45 years later: Remembering those who fell in Sinai

The Steel Formation recently memorialized the IDF (Zahal) soldiers who fell in the Sinai during the Six Day War

Date: 04/09/2012, 9:46 PM     Author: Florit Shoihet

Although it has been 45 years since the Six Day War, the memories of Israel’s victory and its price are still fresh, with its outcome shaping the IDF (Zahal) today. This month, the Steel Formation, the Central Command’s maneuvering armored division, held a  memorial ceremony at the Division’s memorial monument.  The event was led by Central Command GOCs of the past and present.

Along with the ceremony, a seminar was held detailing the history of the fighting in the northern Sinai.

“We have a service where we commemorate those from the Steel Formation who fell in battles in the northern Sinai,” noted the Division’s commander, Brig. Gen. Moti Baruch. “The seminar is an opportunity to look back 45 years and learn tactics and challenges facing the IDF (Zahal), Southern Command, the Air Force, and the [Steel Formation] when faced with the Egyptian Army, a huge army equipped with advanced weapons, which was determined to wage war with Israel.”

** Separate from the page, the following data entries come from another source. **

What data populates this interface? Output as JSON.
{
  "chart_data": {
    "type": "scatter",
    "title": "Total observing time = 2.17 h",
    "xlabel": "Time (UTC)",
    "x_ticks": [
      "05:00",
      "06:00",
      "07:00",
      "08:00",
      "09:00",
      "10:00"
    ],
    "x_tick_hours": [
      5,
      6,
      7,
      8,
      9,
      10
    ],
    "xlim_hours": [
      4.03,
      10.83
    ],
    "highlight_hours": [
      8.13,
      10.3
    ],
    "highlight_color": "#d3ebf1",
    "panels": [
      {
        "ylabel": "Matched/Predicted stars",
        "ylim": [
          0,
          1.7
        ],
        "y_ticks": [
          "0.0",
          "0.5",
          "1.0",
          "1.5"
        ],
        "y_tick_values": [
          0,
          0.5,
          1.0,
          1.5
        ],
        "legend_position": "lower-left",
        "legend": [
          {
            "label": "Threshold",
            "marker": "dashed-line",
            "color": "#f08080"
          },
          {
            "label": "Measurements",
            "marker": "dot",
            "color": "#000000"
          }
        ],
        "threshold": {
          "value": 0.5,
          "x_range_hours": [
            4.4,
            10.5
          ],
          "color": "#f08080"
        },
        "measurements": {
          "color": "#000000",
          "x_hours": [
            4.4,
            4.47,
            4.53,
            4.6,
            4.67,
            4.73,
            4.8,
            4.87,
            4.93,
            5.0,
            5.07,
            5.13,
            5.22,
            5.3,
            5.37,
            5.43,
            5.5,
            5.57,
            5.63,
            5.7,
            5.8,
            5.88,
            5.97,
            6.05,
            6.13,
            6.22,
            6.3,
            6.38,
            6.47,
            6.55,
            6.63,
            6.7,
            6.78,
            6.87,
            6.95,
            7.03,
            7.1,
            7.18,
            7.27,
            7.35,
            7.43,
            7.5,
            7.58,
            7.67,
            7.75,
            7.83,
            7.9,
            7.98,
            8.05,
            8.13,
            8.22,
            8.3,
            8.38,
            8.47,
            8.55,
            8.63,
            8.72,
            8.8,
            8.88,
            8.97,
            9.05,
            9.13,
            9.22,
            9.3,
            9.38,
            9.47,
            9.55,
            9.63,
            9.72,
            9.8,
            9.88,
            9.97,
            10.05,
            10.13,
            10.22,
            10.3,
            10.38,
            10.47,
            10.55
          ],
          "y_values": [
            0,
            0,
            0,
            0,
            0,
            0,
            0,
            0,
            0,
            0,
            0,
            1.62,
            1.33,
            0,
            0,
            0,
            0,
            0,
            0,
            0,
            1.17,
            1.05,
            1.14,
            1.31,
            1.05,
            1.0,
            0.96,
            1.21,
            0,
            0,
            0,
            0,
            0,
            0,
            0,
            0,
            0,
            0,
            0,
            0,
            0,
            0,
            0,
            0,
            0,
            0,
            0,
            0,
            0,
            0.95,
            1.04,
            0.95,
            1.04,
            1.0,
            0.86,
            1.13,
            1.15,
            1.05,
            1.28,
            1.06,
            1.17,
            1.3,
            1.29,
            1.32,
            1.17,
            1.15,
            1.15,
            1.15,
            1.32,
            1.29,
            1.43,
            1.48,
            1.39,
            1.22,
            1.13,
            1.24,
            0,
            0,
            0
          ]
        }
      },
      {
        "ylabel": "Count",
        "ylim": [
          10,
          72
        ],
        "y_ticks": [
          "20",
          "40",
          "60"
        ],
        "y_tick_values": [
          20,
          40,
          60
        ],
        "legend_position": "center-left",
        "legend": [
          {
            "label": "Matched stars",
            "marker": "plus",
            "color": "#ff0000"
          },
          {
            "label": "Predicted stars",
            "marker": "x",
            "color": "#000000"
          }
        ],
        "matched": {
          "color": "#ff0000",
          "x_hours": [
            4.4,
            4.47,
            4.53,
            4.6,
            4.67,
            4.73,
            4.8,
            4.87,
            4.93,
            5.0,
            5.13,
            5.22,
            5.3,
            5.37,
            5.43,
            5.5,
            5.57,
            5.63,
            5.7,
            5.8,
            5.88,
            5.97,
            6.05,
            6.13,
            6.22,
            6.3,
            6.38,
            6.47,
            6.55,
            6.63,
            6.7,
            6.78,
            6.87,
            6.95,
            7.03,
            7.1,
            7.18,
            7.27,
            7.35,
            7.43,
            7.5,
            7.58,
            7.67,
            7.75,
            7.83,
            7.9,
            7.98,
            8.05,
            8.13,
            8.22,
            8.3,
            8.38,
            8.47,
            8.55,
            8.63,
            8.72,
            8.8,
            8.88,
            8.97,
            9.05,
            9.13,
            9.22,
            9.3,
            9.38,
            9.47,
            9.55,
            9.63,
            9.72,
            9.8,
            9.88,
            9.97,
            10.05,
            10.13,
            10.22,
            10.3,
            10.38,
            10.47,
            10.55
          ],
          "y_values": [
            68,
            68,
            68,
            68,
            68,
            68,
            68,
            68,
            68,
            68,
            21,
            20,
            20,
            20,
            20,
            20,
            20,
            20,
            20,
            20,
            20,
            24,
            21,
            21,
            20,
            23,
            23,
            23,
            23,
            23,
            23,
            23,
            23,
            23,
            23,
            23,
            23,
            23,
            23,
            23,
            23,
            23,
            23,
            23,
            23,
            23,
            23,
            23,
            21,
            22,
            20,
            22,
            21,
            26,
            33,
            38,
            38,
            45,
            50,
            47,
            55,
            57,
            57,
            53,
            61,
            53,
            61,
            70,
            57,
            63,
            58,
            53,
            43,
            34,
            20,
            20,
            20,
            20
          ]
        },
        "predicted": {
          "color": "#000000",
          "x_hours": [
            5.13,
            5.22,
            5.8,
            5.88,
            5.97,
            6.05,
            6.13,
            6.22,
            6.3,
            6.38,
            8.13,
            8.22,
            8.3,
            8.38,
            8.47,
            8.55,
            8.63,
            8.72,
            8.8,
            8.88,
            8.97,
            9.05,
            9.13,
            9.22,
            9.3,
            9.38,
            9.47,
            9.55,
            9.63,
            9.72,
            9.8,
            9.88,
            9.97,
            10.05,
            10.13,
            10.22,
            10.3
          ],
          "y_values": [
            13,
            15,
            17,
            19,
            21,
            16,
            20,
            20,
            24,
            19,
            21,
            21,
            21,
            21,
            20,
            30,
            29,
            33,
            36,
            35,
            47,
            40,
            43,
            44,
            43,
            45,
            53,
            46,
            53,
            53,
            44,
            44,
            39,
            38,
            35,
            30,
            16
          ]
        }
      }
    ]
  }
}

“On the other hand,” he continued, “the IDF (Zahal) – after three weeks of suspense and waiting – defended several fronts simultaneously, while making the quick decision to take the initiative and attack.”

The Steel Formation in its current form only took shape in the early 1970s. During the Six Day War, it was known as the Steel Division, with the designation number 84. It was commanded by the inventor of the legendary Merkava tank, Maj. Gen. Israel Tal. The unit was comprised of the 7th Armored Brigade, the now defunct 60th Brigade, the Paratroopers Brigade, the Pillar of Fire Artillery Formation, The Granite Forces under Col. Israel Granite, Battalion 605 of the Engineering Corps, and additional logistical support.

The Steel Division fought on the front lines during the Six Day War and took heavy losses. It was responsible for conquering the northern Sinai in order to link with the rest of the forces at the Suez Canal, which it did in only four days of fighting.